The Ethereum blockchain will be divided into 64 distinct chains which are named shard chains. These chains will run in parallel to one another and will interact as a result of sharding. Sharding improves scalability by allowing Ethereum to handle many transactions at the same time: 64 blocks at a time, potentially.

Subsequently, businesses accepting ETH payments will receive their coins faster thanks to a better throughput of the network.


Miners have played a critical role in the construction and maintenance of the Proof-of-Work version of the Ethereum blockchain. Yet, in order to become a miner, Individuals must acquire and install expensive hardware such as graphics cards. To make significant returns from block rewards, people will almost certainly need to live in a place with reduced power expenses.

Moreover, decreased power prices are usually offered to companies and corporations, implying that a miner seeking higher returns would also need to set up an enterprise and acquire sufficient mining hardware to rationalize their efforts. Several of the largest mining corporations outcompete the bulk of normal blockchain users in terms of network maintenance, resulting in centralization, the very thing every blockchain tries to avoid. 

Ethereum 2.0 seeks to make participating in the network more accessible for ordinary users. PoS will involve staking, so there will not be any need for purchasing expensive equipment. Users will simply have to lock their ETH coins in a smart contract to benefit from the blockchain.

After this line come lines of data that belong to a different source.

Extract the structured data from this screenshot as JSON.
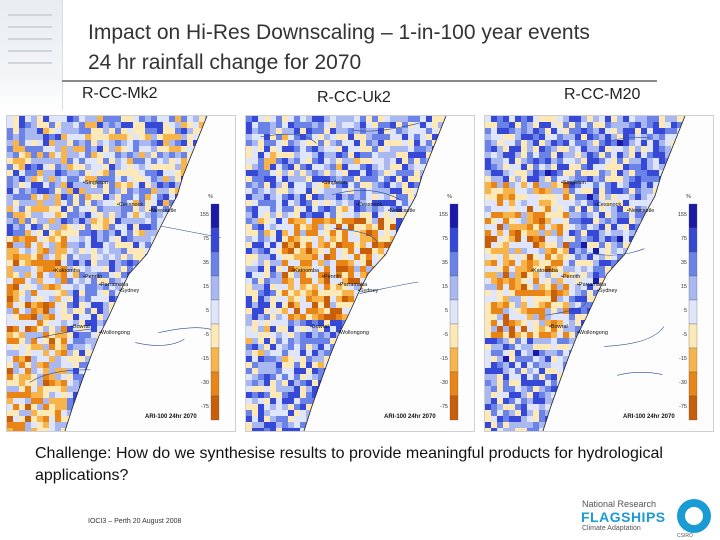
{
  "slide": {
    "title_line1": "Impact on Hi-Res Downscaling – 1-in-100 year events",
    "title_line2": "24 hr rainfall change for 2070",
    "challenge": "Challenge:  How do we synthesise results to provide meaningful products for hydrological applications?",
    "footer": "IOCI3 – Perth 20 August 2008"
  },
  "panels": [
    {
      "label": "R-CC-Mk2",
      "ari_label": "ARI-100 24hr 2070"
    },
    {
      "label": "R-CC-Uk2",
      "ari_label": "ARI-100 24hr 2070"
    },
    {
      "label": "R-CC-M20",
      "ari_label": "ARI-100 24hr 2070"
    }
  ],
  "towns": [
    "Singleton",
    "Cessnock",
    "Newcastle",
    "Katoomba",
    "Penrith",
    "Parramatta",
    "Sydney",
    "Bowral",
    "Wollongong"
  ],
  "legend": {
    "unit": "%",
    "values": [
      "155",
      "75",
      "35",
      "15",
      "5",
      "-5",
      "-15",
      "-30",
      "-75"
    ],
    "colors": [
      "#1a1aa8",
      "#3548d6",
      "#6b82e6",
      "#a9b8f0",
      "#dfe6fb",
      "#fde8b8",
      "#f7b44a",
      "#e98417",
      "#c75e0a"
    ]
  },
  "logo": {
    "line1": "National Research",
    "line2": "FLAGSHIPS",
    "line3": "Climate Adaptation",
    "org": "CSIRO"
  }
}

Thus, businesses accepting ETH will have a chance to stake their coins and get more ETH as a result.



The switch to Proof-of-Stake will also remove the need for energy-intensive mining. The PoW version of Ethereum requires a substantial volume of electricity. So, its current power consumption is comparable to that of Chile, while its carbon footprint is on the same level as Finland’s.

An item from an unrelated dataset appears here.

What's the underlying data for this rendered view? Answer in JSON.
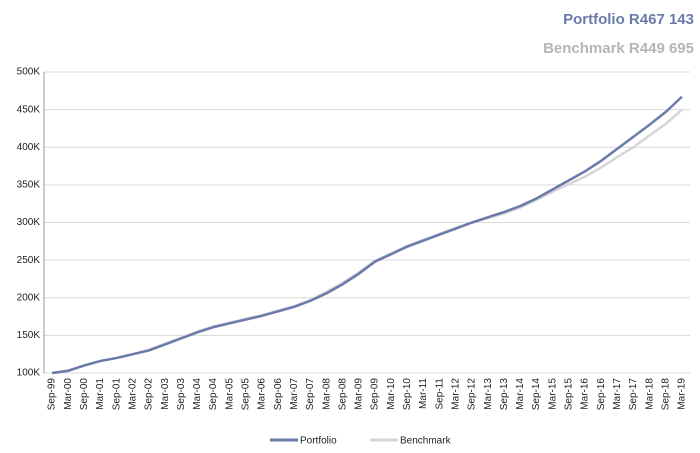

Basically, Ethereum consumes too much power which is not sustainable and should be fixed. 

A Proof-of-Stake mechanism is a perfect solution for addressing the power-consumption problem. Since PoS networks rely on validators staking their tokens, there is no demand for mining equipment. According to recent estimates, Ethereum 2.0 will consume around 2.62 megawatts of electricity which is similar to the power volume required by a small town with a couple of thousand homes. Given that Ethereum is a massive ecosystem of thousands of apps, this is quite an impressive result.

Businesses will be able to use ETH as a sustainable payment method.


Ethereum 2.0 is also much more secure than the previous version of the network. A Proof-of-Work mechanism is a rather centralized system since it is run by a small group of miners, which subsequently reduces network security. Ethereum 2.0 will have at least 16k validators to make the network run, which turns the network into a much more decentralized system. Basically, validators put their coins into smart contracts which is called staking. Therefore, the more coins these people stake the more they have to lose, which reinforces the security of the network making it safer for everyone.

Do payment gateways support Ethereum 2.0?

Many crypto gateways announced their support of Ethereum PoS. For instance, NOWPayments began supporting Ethereum 2.0 as soon as the Merge happened. The clients do not face any difficulty using the new version of the network. Moreover, if a hard fork happens and some Ethereum users decide to keep the old PoW version network running, there also will be an option to accept ETHW payments. 


Is ETH 2 a new coin?

There will not be any new coin created as a result of Ethereum 2.0, so you can continue using the same ETH coin after the merge.

Will the gas be cheaper after the merge?

The official position of the Ethereum Foundation concerning the network fees on Ethereum 2.0 states that there will not be any significant changes to the size of the fees.

How will The Merge affect me?

The Merge will not affect users, including NOWPayments’ partners, in any considerable way, so you will not need to change anything or make adjustments once Ethereum 2.0 is here.

What is “Ethereum Sharding”?

Ethereum Sharding is an innovative approach to boosting the efficiency of the network which involves dividing the blockchain into smaller chains.

What happens to Ethereum when 2.0 comes out?

After the Merge, Ethereum became a more secure, scalable, and sustainable network.